Potem już poszło z górki: Termy Rzymskie w Czeladzi, Sauna Cezara w Bielsku-Białej, Turza Nowa, i oczywiście ośrodek naturystyczny w Chorwacji – kultowa Valalta, do której wracamy co roku – i wciąż nam mało!
Naturyzm to dla nas nie tylko wakacje bez kostiumu. To styl życia. Praktykujemy go na co dzień – w domu, w ogrodzie, na tarasie, w kuchni (jeśli nie gotujemy nic gorącego 😜). To luz, wolność, bliskość i akceptacja – siebie nawzajem i własnego ciała. Bez oceniania, za to z szerokim uśmiechem.
A teraz… chcemy podzielić się tym luzem dalej. Nasze marzenie to stworzenie miejsca dla naturystów w południowej Polssce – pod nazwą Naguski.
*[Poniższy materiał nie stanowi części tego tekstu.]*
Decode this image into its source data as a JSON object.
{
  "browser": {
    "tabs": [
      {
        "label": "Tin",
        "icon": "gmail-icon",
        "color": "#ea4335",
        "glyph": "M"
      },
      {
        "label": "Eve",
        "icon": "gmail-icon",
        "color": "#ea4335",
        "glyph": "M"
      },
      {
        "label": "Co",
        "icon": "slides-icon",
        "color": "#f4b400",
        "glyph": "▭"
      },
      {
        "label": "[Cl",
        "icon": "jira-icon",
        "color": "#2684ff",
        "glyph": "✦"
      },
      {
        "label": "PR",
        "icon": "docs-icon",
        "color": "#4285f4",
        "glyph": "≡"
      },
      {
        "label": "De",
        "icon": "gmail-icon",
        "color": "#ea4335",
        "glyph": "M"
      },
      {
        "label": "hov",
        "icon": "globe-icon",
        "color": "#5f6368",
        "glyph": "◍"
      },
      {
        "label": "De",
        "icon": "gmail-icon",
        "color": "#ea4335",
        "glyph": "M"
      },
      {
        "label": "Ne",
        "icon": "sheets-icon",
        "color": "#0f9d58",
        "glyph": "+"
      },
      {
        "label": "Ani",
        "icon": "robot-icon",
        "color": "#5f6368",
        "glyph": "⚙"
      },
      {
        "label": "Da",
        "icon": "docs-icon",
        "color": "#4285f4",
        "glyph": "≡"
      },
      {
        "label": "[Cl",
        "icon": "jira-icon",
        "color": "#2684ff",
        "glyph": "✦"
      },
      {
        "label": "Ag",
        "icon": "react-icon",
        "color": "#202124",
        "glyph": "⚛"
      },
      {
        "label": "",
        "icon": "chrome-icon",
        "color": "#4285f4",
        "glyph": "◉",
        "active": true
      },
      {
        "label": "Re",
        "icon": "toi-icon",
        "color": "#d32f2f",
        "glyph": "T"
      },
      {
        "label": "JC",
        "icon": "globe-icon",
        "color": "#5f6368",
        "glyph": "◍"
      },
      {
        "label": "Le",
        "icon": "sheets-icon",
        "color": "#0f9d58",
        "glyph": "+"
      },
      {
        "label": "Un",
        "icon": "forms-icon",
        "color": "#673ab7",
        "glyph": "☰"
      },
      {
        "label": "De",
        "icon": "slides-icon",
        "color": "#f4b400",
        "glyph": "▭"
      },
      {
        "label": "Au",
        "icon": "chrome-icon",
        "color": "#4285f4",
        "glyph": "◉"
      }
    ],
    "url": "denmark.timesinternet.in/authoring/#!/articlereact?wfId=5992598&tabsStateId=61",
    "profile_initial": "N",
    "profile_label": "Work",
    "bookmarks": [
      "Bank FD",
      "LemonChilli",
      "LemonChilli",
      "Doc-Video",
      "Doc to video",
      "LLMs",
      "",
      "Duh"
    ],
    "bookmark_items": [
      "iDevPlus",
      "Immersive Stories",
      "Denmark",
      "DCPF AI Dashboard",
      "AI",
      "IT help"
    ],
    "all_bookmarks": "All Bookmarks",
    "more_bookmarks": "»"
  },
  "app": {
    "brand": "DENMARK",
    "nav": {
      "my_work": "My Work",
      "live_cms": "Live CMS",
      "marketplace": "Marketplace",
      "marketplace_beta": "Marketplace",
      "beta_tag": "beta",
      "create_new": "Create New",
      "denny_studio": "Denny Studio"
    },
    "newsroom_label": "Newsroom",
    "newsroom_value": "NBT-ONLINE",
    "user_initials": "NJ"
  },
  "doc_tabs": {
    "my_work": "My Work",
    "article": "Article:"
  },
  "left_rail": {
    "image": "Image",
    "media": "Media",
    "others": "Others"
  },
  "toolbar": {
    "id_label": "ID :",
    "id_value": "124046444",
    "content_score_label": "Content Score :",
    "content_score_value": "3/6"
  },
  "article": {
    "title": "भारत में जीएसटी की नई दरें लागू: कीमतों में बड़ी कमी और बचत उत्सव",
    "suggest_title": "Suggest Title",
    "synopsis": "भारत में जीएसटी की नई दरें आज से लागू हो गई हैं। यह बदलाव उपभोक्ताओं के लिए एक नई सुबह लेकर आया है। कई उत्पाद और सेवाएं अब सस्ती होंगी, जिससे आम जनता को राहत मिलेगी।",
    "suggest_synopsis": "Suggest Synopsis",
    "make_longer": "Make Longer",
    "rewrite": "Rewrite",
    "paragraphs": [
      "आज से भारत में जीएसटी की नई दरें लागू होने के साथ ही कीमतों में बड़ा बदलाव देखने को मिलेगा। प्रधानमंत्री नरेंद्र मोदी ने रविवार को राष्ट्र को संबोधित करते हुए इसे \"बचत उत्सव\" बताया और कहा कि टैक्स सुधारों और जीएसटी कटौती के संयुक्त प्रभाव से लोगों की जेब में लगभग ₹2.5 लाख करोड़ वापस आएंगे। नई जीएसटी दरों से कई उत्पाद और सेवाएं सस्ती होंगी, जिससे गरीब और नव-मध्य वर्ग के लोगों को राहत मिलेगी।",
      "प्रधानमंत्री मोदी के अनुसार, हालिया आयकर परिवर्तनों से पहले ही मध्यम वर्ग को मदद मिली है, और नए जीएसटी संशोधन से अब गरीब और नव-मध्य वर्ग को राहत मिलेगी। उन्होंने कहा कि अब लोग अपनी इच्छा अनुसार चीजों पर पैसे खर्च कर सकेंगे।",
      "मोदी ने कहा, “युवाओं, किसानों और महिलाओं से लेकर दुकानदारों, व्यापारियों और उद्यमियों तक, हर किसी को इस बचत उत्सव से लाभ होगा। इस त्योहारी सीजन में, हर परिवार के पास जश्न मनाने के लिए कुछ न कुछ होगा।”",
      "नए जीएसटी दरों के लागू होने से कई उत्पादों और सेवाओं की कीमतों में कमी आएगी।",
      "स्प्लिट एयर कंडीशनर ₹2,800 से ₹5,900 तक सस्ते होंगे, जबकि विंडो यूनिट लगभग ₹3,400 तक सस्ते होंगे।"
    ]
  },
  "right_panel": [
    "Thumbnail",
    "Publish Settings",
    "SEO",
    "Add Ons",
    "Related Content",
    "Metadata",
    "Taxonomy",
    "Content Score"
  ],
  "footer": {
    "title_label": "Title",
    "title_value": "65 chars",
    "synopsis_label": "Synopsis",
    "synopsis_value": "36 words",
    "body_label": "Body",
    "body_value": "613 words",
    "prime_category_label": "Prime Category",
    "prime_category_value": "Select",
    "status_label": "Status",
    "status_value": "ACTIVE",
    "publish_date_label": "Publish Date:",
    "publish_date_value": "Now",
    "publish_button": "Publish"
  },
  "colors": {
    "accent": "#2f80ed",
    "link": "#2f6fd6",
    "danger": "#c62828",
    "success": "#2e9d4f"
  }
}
Kameralny kamping, spotkania przy ognisku, joga o wschodzie słońca, rozmowy bez masek (i ubrań), a może i mały turniej nago w Scrabble 🧩
Budujemy nie tylko miejsce – budujemy społeczność. Zarówno offline, jak i online. Myślimy o warsztatach, wspólnych inicjatywach i sieci przyjaciół, która zaczyna się od akceptacji, a kończy na… długich letnich wieczorach bez pośpiechu.
Do zobaczenia – może właśnie u nas. Bez spiny. Bez kostiumu. Po prostu nago.